None of this is to suggest that Williams might not have had good reason to go to Miami. He might have heard impressive things about the surgeon who worked on him there. He might have preferred to be close to his Florida condo for recuperation. He might have liked the sound of the amenities and privacy offered by a pricey U.S. hospital.

But those sorts of factors don’t tell us anything about the capacity of the Canadian health care system to provide high-quality care. I’ve heard no credible claim that Williams would have faced a long wait, if any wait at all, for surgery in Canada. And now we know that his category of heart problem, far from being one Canadian surgeons can’t handle, is one of their fortes.

I’m reminded of another politician’s medical history and how it briefly made news decades ago.

When Paul Tsongas, the former Massachusetts senator, was running for president in 1992, he lashed out at the Canadian health model. Tsongas had suffered from lymphoma, and he said, rather dramatically, that the bone marrow transplant that saved his life was an example of how the American system spurred innovation that would never happen under creativity-stifling Canadian-style health care.

It was a gripping personalized take on the issue. The only problem was that the key research breakthroughs that led to bone marrow transplants were made in Toronto, and Canadians, at the time Tsongas was speaking, were receiving the procedure more often than Americans.

Case studies that initially cloud the broader issues can ultimately be quite illuminating.

UPDATES:

Getting into the details of why Danny Williams made the choice to go to Miami is delicate. Health is a personal matter, and anyway, the real issues here are about policy, not the particulars.

Still, Williams told Canadian Press that doctors in Canada suggested conventional surgery, while his U.S. surgeon did the operation through a incision under his arm that didn’t require opening up the bones in his chest.

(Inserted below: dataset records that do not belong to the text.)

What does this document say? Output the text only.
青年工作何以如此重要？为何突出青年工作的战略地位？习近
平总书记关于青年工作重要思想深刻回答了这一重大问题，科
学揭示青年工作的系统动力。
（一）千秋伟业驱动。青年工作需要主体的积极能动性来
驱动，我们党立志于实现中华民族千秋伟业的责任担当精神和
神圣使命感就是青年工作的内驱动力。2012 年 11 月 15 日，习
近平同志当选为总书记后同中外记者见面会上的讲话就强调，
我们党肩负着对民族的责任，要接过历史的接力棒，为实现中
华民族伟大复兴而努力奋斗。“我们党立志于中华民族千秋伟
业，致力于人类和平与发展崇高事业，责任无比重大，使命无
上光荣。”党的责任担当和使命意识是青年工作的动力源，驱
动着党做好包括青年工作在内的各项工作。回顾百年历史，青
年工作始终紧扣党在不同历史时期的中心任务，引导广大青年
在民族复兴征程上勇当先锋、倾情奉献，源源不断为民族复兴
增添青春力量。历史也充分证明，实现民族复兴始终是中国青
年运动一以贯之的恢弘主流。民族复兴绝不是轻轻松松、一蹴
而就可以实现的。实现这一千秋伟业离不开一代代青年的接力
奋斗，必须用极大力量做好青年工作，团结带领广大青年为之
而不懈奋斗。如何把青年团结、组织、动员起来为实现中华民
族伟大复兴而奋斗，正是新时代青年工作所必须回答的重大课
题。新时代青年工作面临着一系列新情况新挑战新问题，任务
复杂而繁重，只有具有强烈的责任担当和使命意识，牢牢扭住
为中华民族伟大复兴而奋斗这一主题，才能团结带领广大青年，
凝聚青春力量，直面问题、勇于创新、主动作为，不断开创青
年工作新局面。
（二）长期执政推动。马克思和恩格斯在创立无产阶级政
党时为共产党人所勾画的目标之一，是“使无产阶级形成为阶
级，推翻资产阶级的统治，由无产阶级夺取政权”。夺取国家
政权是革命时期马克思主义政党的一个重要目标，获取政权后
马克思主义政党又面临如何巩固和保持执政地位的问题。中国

This might create the impression that minimally invasive surgery wasn’t offered in Canada because of some limitation in the techniques available here. I put the question to the University of Ottawa Heart Institute. Quite properly, the institute stresses that its doctors can’t comment on Williams’ case.

But Dr. Thierry Mesana, chief of the institute’s cardiac surgery division, and a leading international authority on mitral valves, responded by email on the general question of how minimally invasive surgery is viewed by the experts.

“Minimally invasive mitral valve repair consists of doing an MV repair surgically through a 5 cm small side chest incision instead of a 10 cm incision in the middle of the chest. A recent survey published at the Society of Thoracic Surgeons meeting (Jan 2010) expressed some word of caution and showed it is not recommended for complex mitral valve repair and also that the rate of complication (strokes in particular) is higher.

“There are a few advantages in terms of length of hospital stay or transfusion or post-operative arrythmias. The only real benefit is cosmetic. Many world renowned experts do not advocate it, in fact. It is done in Canada, but again, with caution. I propose it only for cosmetic reasons in a young woman who dislikes the idea of having a scar visible in summer. This procedure is well publicized in the U.S. in some centres.”

ANOTHER UPATE:

I mention above the well-known Toronto heart surgeon Dr. Tirone David. From India, where David is teaching just now, he responded by email to questions I asked through his office. Here’s what he said:

“I don’t know the reasons Mr. Williams opted to have his operation in Florida. It is certainly not because minimally invasive mitral valve repair is not available in Canada. Canadian heart surgeons routinely do minimally invasive mitral valve repair including techniques involvng endoscopic and robotic approaches.

“There is absolutely no evidence that robotic mitral valve repair is superior to other minimally invasive approaches, such as a limited sternotomy or lateral thoracomy, with or without the aid of endoscopes. Moreover, when it comes to heart valve surgery, there are very few places in the world that can match the outomes we have provided at Toronto General Hospital.

“Having said all that, Mr. Williams certainly had the right to go anywhere he wanted for surgery.”